AMSTERDAM – Sun Microsystems heeft zijn lang verwachte lijn van middelgrote servers onthuld, die aanvankelijk door het leven ging als ’Serengeti’.
De ’Serengeti’s betekenen volgens analisten een gericht antwoord op de directe concurrenten IBM en Hewlett-Packard, onder andere omdat de nieuwe midrange-systemen van Sun een grote stap voorwaarts betekenen als het gaat om de prijs-/prestatieverhouding.
De ’Serengeti’s’ zijn uitgerust met Sun’s 750 MHz ’Cheetah’ UltraSparc III-processor en krijgen officieel de namen Sunfire 3800, 4800, 4810 en 6800 mee.
Uiteindelijk zullen de Sunfires de bestaande UltraSparc-II 3500, 4500, 5500 en 6500 servers vervangen. Maar Sun heeft benadrukt dat het de komende twee jaar de UltraSparc-II’s blijft produceren en verkopen.

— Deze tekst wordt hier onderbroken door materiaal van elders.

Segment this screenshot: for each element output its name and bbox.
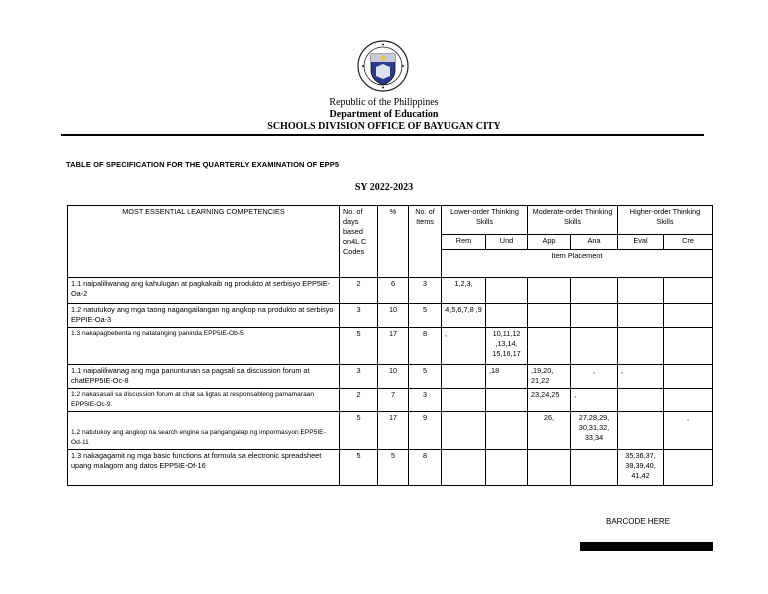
rem-cell: ,: [442, 328, 486, 365]
percent-cell: 17: [378, 328, 409, 365]
header-items: No. of Items: [409, 206, 442, 278]
cre-cell: [664, 450, 713, 486]
table-row: [68, 389, 713, 412]
percent-cell: 17: [378, 412, 409, 450]
deped-seal-logo: [357, 40, 409, 92]
cre-cell: [664, 278, 713, 304]
competency-text: 1.2 natutukoy ang angkop na search engine sa pangangalap ng impormasyon EPP5IE-Od-11: [71, 429, 326, 446]
table-row: [68, 278, 713, 304]
header-item-placement: Item Placement: [442, 250, 713, 278]
days-cell: 3: [340, 304, 378, 328]
percent-cell: 10: [378, 304, 409, 328]
percent-cell: 7: [378, 389, 409, 412]
barcode-label: BARCODE HERE: [606, 517, 671, 526]
cre-cell: ,: [664, 412, 713, 450]
und-cell: [486, 389, 528, 412]
items-cell: 5: [409, 365, 442, 389]
competency-cell: 1.3 nakagagamit ng mga basic functions at formula sa electronic spreadsheet upang malagom ang datos EPP5IE-Of-16: [68, 450, 340, 486]
rem-cell: [442, 365, 486, 389]
cre-cell: [664, 304, 713, 328]
und-cell: [486, 450, 528, 486]
header-divider: [61, 134, 704, 136]
ana-cell: ,: [571, 389, 618, 412]
competency-cell: [68, 412, 340, 450]
und-cell: [486, 304, 528, 328]
competency-cell: 1.1 naipaliliwanag ang kahulugan at pagkakaib ng produkto at serbisyo EPP5IE-Oa-2: [68, 278, 340, 304]
eval-cell: [618, 278, 664, 304]
und-cell: [486, 412, 528, 450]
rem-cell: [442, 412, 486, 450]
header-percent: %: [378, 206, 409, 278]
header-eval: Eval: [618, 235, 664, 250]
app-cell: 26,: [528, 412, 571, 450]
specification-table: [67, 205, 713, 486]
items-cell: 3: [409, 389, 442, 412]
cre-cell: [664, 389, 713, 412]
header-higher-order: Higher-order Thinking Skills: [618, 206, 713, 235]
cre-cell: [664, 328, 713, 365]
cre-cell: [664, 365, 713, 389]
table-row: [68, 304, 713, 328]
eval-cell: 35,36,37, 38,39,40, 41,42: [618, 450, 664, 486]
table-row: [68, 450, 713, 486]
barcode-bar: [580, 542, 713, 551]
header-lower-order: Lower-order Thinking Skills: [442, 206, 528, 235]
header-app: App: [528, 235, 571, 250]
app-cell: ,19,20, 21,22: [528, 365, 571, 389]
rem-cell: 4,5,6,7,8 ,9: [442, 304, 486, 328]
header-rem: Rem: [442, 235, 486, 250]
app-cell: 23,24,25: [528, 389, 571, 412]
days-cell: 5: [340, 328, 378, 365]
percent-cell: 6: [378, 278, 409, 304]
eval-cell: [618, 304, 664, 328]
ana-cell: [571, 450, 618, 486]
header-moderate-order: Moderate-order Thinking Skills: [528, 206, 618, 235]
rem-cell: 1,2,3,: [442, 278, 486, 304]
ana-cell: [571, 278, 618, 304]
und-cell: 10,11,12 ,13,14, 15,16,17: [486, 328, 528, 365]
table-row: [68, 328, 713, 365]
competency-cell: 1.2 natutukoy ang mga taong nagangailangan ng angkop na produkto at serbisyo EPPIE-Oa-3: [68, 304, 340, 328]
items-cell: 8: [409, 450, 442, 486]
ana-cell: [571, 304, 618, 328]
table-row: [68, 412, 713, 450]
department-line: Department of Education: [329, 109, 439, 120]
days-cell: 2: [340, 278, 378, 304]
competency-cell: 1.1 naipaliliwanag ang mga panuntunan sa pagsali sa discussion forum at chatEPP5IE-Oc-8: [68, 365, 340, 389]
ana-cell: [571, 328, 618, 365]
days-cell: 3: [340, 365, 378, 389]
percent-cell: 10: [378, 365, 409, 389]
header-competencies: MOST ESSENTIAL LEARNING COMPETENCIES: [68, 206, 340, 278]
und-cell: [486, 278, 528, 304]
header-und: Und: [486, 235, 528, 250]
header-ana: Ana: [571, 235, 618, 250]
ana-cell: ,: [571, 365, 618, 389]
items-cell: 3: [409, 278, 442, 304]
school-year: SY 2022-2023: [354, 182, 414, 193]
rem-cell: [442, 450, 486, 486]
eval-cell: [618, 412, 664, 450]
app-cell: [528, 450, 571, 486]
items-cell: 5: [409, 304, 442, 328]
app-cell: [528, 328, 571, 365]
days-cell: 5: [340, 412, 378, 450]
table-row: [68, 365, 713, 389]
republic-line: Republic of the Philippines: [329, 97, 439, 108]
eval-cell: [618, 389, 664, 412]
days-cell: 2: [340, 389, 378, 412]
competency-cell: 1.2 nakasasali sa discussion forum at chat sa ligtas at responsableng pamamaraan EPP5IE-Oc-9.: [68, 389, 340, 412]
eval-cell: ,: [618, 365, 664, 389]
app-cell: [528, 278, 571, 304]
header-days: No. of days based on4L C Codes: [340, 206, 378, 278]
document-title: TABLE OF SPECIFICATION FOR THE QUARTERLY EXAMINATION OF EPP5: [66, 160, 340, 169]
eval-cell: [618, 328, 664, 365]
percent-cell: 5: [378, 450, 409, 486]
und-cell: ,18: [486, 365, 528, 389]
rem-cell: [442, 389, 486, 412]
ana-cell: 27,28,29, 30,31,32, 33,34: [571, 412, 618, 450]
items-cell: 9: [409, 412, 442, 450]
items-cell: 8: [409, 328, 442, 365]
competency-cell: 1.3 nakapagbebenta ng natatanging paninda EPP5IE-Ob-5: [68, 328, 340, 365]
app-cell: [528, 304, 571, 328]
days-cell: 5: [340, 450, 378, 486]
header-cre: Cre: [664, 235, 713, 250]
division-office-line: SCHOOLS DIVISION OFFICE OF BAYUGAN CITY: [267, 121, 501, 132]
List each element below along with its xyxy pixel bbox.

Technologisch gezien vormen de Sunfire-machines een mix van de technologie en architectuur die is toegepast in Sun’s 64-weg ’Starfire’ Enterprise 10000 servers en Sun’s bestaande midrange-serverlijn. Net als de Starfires zijn ook de Sunfires gebaseerd op een vierwegs module dat zowel de processoren als het L2 cache-geheugen bevat, evenals het hoofdgeheugen voor de processoren.
Enkele technische gegevens per midrange-server. De rack-mounted server Sunfire 3800 bevat twee tot acht 750 MHz op een van de twee processormodules, 8 Mb van L2 cache per processor en 2 Gb tot 64 Gb hoofdgeheugen. De tower-server Sunfire 4800 en rack-mounted server 4810 hebben twee tot twaalf processoren op een van de drie processorkaarten, dezelfde 8Mb van L2 cache per chip en 2 Gb tot 96 Gb hoofdgeheugen. De tower-server Sunfire 6800 tenslotte heeft twee tot 24 processoren op een van de vier processor modules, die twee tot 192 Gb hoofdgeheugen aankunnen.
Volgens Sun is een van de belangrijkste eigenschappen van de Sunfire’s dat ze uiteindelijk ook de dynamische verdelings- en hot-swap proceseigenschappen meekrijgen die in de high end Starfire-lijn zijn terug te vinden. Uiteraard benadrukte Sun deze van mainframes afgeleide technologie in de nieuwe Sunfire-lijn, maar het verzuimde daarbij te vermelden dat deze features pas later dit jaar beschikbaar komen.